Pós-modernidade é a condição sócio-cultural e estética do capitalismo contemporâneo, também denominado pós-industrial ou financeiro. O uso do termo se tornou corrente, embora haja controvérsias quanto ao seu significado e pertinência. Tais controvérsias possivelmente resultem da dificuldade de se examinarem processos em curso com suficiente distanciamento e, principalmente, de se perceber com clareza os limites ou os sinais de ruptura nesses processos.

Segundo um dos pioneiros no emprego do termo, o francês François Lyotard, a “condição pós-moderna” caracteriza-se pelo fim das metanarrativas. Os grandes esquemas explicativos teriam caído em descrédito e não haveria mais “garantias”, posto que mesmo a “ciência” já não poderia ser considerada como a fonte da verdade.

Para o crítico marxista norte-americano Fredric Jameson, a Pós-Modernidade é a “lógica cultural do capitalismo tardio”, correspondente à terceira fase do capitalismo, conforme o esquema proposto por Ernest Mandel.

Outros autores preferem evitar o termo. O sociólogo polonês Zygmunt Bauman, um dos principais popularizadores do termo Pós-Modernidade no sentido de forma póstuma da modernidade, atualmente prefere usar a expressão “modernidade líquida” – uma realidade ambígua, multiforme, na qual, como na clássica expressão marxiana, tudo o que é sólido se desmancha no ar.

O filósofo francês Gilles Lipovetsky prefere o termo “hipermodernidade”, por considerar não ter havido de fato uma ruptura com os tempos modernos – como o prefixo “pós” dá a entender. Segundo Lipovetsky, os tempos atuais são “modernos”, com uma exarcebação de certas características das sociedades modernas, tais como o individualismo, o consumismo, a ética hedonista, a fragmentação do tempo e do espaço.

Já o filósofo alemão Jürgen Habermas relaciona o conceito de Pós-Modernidade a tendências políticas e culturais neoconservadoras, determinadas a combater os ideais iluministas.

Desde a década de 1980, desenvolve-se um processo de construção de uma cultura em nível global. Não apenas a cultura de massa, já desenvolvida e consolidada desde meados do século XX, mas um verdadeiro sistema-mundo cultural que acompanha o sistema-mundo político-econômico resultante da globalização.
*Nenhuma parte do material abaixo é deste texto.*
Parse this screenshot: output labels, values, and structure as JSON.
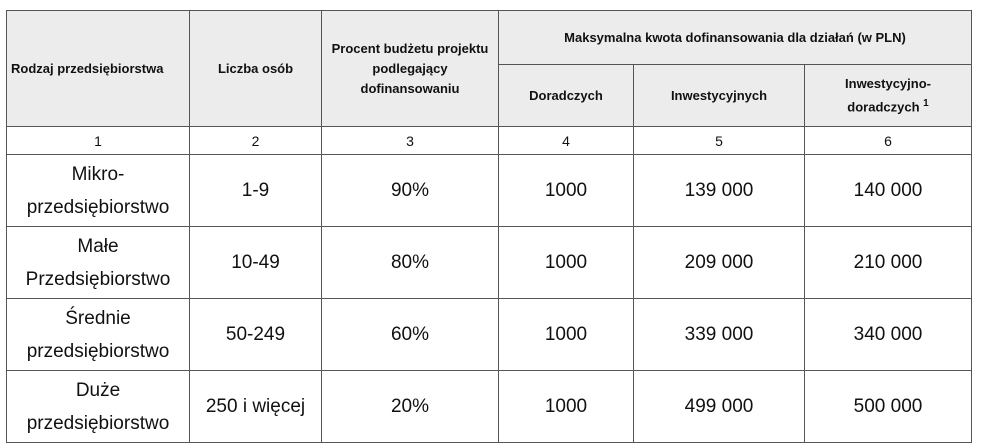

A Pós-Modernidade, que é o aspecto cultural da sociedade pós-industrial, inscreve-se neste contexto como conjunto de valores que norteiam a produção cultural subseqüente. Entre estes, a multiplicidade, a fragmentação, a desreferencialização e a entropia – que, com a aceitação de todos os estilos e estéticas, pretende a inclusão de todas as culturas como mercados consumidores. No modelo pós-industrial de produção, que privilegia serviços e informação sobre a produção material, a Comunicação e a Indústria Cultural ganham papéis fundamentais na difusão de valores e idéias do novo sistema.

O que se denomina “Crise da Representação”, que assombra a arte e as linguagens no contexto pós-moderno, é um fenômeno diretamente ligado à destruição dos referenciais que vinham norteando o pensamento até bem recentemente. O registro do real (figurativismo) era o principal eixo da pintura até 1870, assim como de resto de toda a arte, até o pós-guerra. Dali em diante, valoriza-se a entropia; “tudo vale”, e todos os discursos são válidos. O resultado é que não há mais padrões limitados para representar a realidade, resultando numa crise ética e estética.

A justificativa para essa mudança pode ser mais objetiva: com a História apontando para a formação de uma sociedade global (nível macro), nenhuma das visões de mundo preexistentes (nível micro) poderia ser descartada, sob pena de excluir interessantes mercados consumidores do sistema-mundo capitalista. O pós-moderno, assim, pelo seu caráter policultural, sua multiplicidade, sua hiperinformação, serve bem à constituição de uma rede inclusiva de consumidores. E dentro disso está inserida a dejeção dos referenciais de representação.